Hors-série "Stoïcisme"

Christopher Gill : les cercles vertueux d’une éthique contemporaine

Christopher Gill, propos recueillis par Octave Larmagnac-Matheron publié le 6 min

Le philosophe Christopher Gill relève que le domaine de ce qui dépend de nous s’est accru considérablement avec l’industrialisation et la technologie modernes. Cet état de fait rend plus urgent que jamais le souci de « vivre selon la nature » en prenant soin des autres et en étendant le cercle de notre attention au monde. Actualisation de la pensée stoïcienne, de nos modes de vie à l’empreinte carbone.

 

Les stoïciens ne soupçonnaient pas que l’activité humaine puisse affecter la nature au point de la dérégler. Leur approche peut-elle nourrir la pensée écologique ?

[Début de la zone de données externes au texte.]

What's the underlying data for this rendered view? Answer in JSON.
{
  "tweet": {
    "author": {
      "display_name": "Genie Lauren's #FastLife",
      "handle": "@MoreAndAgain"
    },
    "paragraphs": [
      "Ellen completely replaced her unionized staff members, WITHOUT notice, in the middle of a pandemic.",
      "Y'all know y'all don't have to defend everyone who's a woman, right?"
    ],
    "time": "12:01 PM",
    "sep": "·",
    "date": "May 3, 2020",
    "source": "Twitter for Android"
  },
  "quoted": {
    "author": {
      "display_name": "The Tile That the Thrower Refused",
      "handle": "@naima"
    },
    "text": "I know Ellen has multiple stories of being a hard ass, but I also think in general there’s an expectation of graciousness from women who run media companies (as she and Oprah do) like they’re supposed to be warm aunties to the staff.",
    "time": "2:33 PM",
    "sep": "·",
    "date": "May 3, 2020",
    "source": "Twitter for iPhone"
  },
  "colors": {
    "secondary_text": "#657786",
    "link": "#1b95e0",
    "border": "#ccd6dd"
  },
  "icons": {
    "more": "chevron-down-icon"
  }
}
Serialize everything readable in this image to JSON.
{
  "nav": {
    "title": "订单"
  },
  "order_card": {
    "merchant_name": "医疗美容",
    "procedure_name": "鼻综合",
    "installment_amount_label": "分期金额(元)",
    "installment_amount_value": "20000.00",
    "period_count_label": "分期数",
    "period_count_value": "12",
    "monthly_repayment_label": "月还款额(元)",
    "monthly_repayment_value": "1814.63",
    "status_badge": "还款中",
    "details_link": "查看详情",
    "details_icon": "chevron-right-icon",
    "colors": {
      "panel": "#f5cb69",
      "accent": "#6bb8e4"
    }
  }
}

Il est important de reconnaître que, si nous pouvons nous tourner vers le stoïcisme pour réfléchir à l’éthique environnementale, ces problèmes sont les nôtres. Les stoïciens n’y ont pas été confrontés. Ce sont les êtres humains modernes qui ont causé le dérèglement du climat, la disparition de la biodiversité, la pollution généralisée de l’environnement ; les Anciens n’avaient pas idée d’un tel pouvoir sur la nature. Cependant, la conception stoïcienne de la nature et du rôle des êtres humains dans la nature peut nous aider à formuler une manière de penser et d’agir alternative à l’approche moderne qui s’est révélée si nuisible. À cause de la crise environnementale, nous sommes plus conscients que les stoïciens de la portée potentiellement destructrice des usages de notre rationalité. Notamment grâce à la distinction entre ce qui dépend de nous et ce qui n’en dépend pas – thème récurrent chez Épictète. Avec l’industrialisation et la technologie modernes, les limites entre ce qui dépend de nous et ce qui n'en dépend pas ont changé ; par conséquent, notre responsabilité à l’égard de ce qui se passe dans la nature a, elle aussi, changé. Le stoïcisme peut nous aider dans ce processus d’adaptation.

 

Le stoïcisme soutient que l’homme n’est qu’une partie du tout de la nature. Cette vision peut-elle nous aider aujourd’hui ?

Le stoïcisme insiste sur l’idée que les êtres humains font partie intégrante de la nature dans son ensemble, plutôt qu’ils ne sont les maîtres du cosmos. Mais ils soulignent également ce qu’il y a d’éthique dans ce rapport à la nature : ils considèrent en effet que le but de la vie humaine est de vivre « selon la nature », c’est-à-dire en harmonie avec le cosmos dont nous sommes un fragment. Marc Aurèle transmet avec une puissance toute particulière cette idée que nous devons prendre conscience de ce que nous ne sommes que des parties du tout. En un sens, pour les stoïciens, l’homme est tout particulièrement inséré dans la nature parce qu’il possède, contrairement à l’animal, la rationalité, le logos qui anime le monde. Nous pouvons difficilement accepter aujourd’hui cette dimension de l’approche stoïcienne car bon nombre de penseurs modernes reconnaissent désormais une forme de rationalité aux animaux. Mais nous pouvons sans doute mobiliser l’approche stoïcienne de la rationalité humaine de manière à enrichir nos préoccupations modernes.